Sunday, November 12, 2006

nothing

It's cold again. Became cold on Friday after having been almost 80 degrees the day before. And cloudy, occasionally there was some drizzle, and it did rain a bit on thursday night.

Today stayed in all day and did nothing but sleep and play video games. I had planned on going out and getting some art supplies so perhaps I could start drawing again, but I kept putting it off and putting it off until it was too late to go out. Of course I still have homework to do but after last week the thought of doing any mathematics makes me sick. Tonight started, finally, to read the biography of Joseph Campbell I bought nearly three months ago.

Thursday, November 09, 2006

anything

time, time, and time. "Of what manner of stuff is the web of time wove?" --Thoreau's journal. How shall I say this...I'm tired. This will be another long night--of staying up merely because not all the problems are solved, not because I care, but because that old good student still inside me somewhere says I should be working (he has since been beaten into a small corner). Time always seems to slip away more quickly when it is seemingly an ocean of possibility. And becomes barren. Suddenly the roar of water falling off the edge of the flat world becomes audible. And your pencil cannot write quickly enough, even if your mind could tranverse the logical connections and implications fast enough to squeeze it all in, in time. This ocean of possibility is but a sickening glut. A glut of possibility is as good as impossibility. Unless one has the courage to make a decision. To begin to make an incision in this glut of time to cut it down to size.

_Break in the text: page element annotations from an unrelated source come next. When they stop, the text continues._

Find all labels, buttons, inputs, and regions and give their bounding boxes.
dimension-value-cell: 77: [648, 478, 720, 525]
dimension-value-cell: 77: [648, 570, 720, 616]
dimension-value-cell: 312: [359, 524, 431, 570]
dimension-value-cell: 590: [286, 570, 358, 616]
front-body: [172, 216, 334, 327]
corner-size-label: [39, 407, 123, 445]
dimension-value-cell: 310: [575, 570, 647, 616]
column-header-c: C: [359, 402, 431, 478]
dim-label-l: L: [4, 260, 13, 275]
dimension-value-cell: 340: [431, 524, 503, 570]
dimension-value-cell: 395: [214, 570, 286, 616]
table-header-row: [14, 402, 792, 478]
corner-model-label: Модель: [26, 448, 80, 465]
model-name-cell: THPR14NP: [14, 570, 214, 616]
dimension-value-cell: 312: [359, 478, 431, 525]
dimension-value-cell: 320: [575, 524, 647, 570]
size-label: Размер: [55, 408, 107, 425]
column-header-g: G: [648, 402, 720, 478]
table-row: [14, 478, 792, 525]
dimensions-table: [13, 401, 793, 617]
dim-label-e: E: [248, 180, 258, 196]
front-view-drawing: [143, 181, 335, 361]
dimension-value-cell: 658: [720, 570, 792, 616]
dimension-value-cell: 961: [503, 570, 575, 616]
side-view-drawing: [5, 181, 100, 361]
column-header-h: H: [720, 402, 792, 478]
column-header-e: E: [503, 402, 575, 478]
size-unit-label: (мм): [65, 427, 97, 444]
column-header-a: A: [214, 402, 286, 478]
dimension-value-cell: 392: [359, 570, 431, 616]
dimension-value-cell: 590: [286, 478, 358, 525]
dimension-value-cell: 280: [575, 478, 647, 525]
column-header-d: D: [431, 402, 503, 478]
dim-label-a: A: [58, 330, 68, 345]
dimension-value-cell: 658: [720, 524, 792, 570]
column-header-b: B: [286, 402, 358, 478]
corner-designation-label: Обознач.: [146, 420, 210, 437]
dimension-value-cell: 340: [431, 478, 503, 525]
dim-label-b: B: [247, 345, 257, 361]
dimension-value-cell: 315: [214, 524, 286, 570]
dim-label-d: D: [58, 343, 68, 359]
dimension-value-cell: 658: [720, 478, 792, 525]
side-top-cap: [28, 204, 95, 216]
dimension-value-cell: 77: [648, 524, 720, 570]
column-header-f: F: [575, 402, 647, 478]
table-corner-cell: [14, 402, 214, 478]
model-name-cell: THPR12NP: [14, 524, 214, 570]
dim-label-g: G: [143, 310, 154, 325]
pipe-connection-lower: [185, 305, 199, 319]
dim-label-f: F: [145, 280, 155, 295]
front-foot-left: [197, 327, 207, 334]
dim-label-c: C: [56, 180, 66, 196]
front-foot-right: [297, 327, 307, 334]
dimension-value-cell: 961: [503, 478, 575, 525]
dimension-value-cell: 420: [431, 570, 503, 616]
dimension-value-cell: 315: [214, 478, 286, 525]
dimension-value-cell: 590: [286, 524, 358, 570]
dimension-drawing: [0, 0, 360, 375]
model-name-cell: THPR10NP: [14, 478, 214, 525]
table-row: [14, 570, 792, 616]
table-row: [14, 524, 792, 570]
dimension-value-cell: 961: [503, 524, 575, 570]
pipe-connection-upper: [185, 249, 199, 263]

But today, perhaps for the last time, it was warm. Probably 75 degrees. And the air smelled of warm leaves. As I walked home from school I looked out across the hills to the north-east of town to see the hills browning, and the turnpike weaving its way toward Kansas City. I've been living here three months now. I never tire of being able to look out on this vista to see how it has changed but stayed the same.

Wednesday, November 08, 2006

working on take-home exam

the dreaded week is well under way. the week of the MATH 790 take-home exam number 3. Last night I spent five hours working on one problem and got nowhere. there are ten problems total and I've only solved three completely. About three more should be easy and I'm working on those now, but the remaining four I still have no idea how to solve. One of those was the one I spent five hours on, by far the hardest since the others I think I know at least where to start. The hardest one I thought that about before yesterday, but then turned out that the natural approach yielded nothing. Or at least I don't see if the natural approach is even right or not. (That's precisely what I mean by accomplishing nothing on it: I'm not even sure if my approach gives me a solution or not.) Luckily I have all day tomorrow to devote to this thing. The test is due at 1:00pm on Friday. So i have roughly 38 hours to work on it minus, say, being liberal, 10 hours for sleep = 28 hours, and minus all of friday morning since I have to teach and go to class and whatnot, so that's like 24 hours left, which sounds like a lot until you remember that I said I worked for five hours on a problem and got nowhere. Hopefully some sort of enlightenment will come before then. Quite honestly I think mathematics should be considered a religion because I feel like a monk meditating over sacred texts and symbols day and night depriving myself of sleep trying to divine a meaning that the guru says I should be getting out of them. Right now the floor of my apartment is filled with notes and sheets of paper displaying all sorts of cryptic things chanted out to us in the holy halls of the Divine Department. Furthermore, one is, as a mere postulant [as I am] embarased to admit while within the presence of the novice students [those holy ones who have passed the qualifying exams] or the ordained ones [those holiest ones with PhDs] to any activity, e.g. watching a movie or reading a work of literature, that doesn't bring one closer to mathematical enlightenment because you are looked upon with suspicion. I can't wait until this week is over.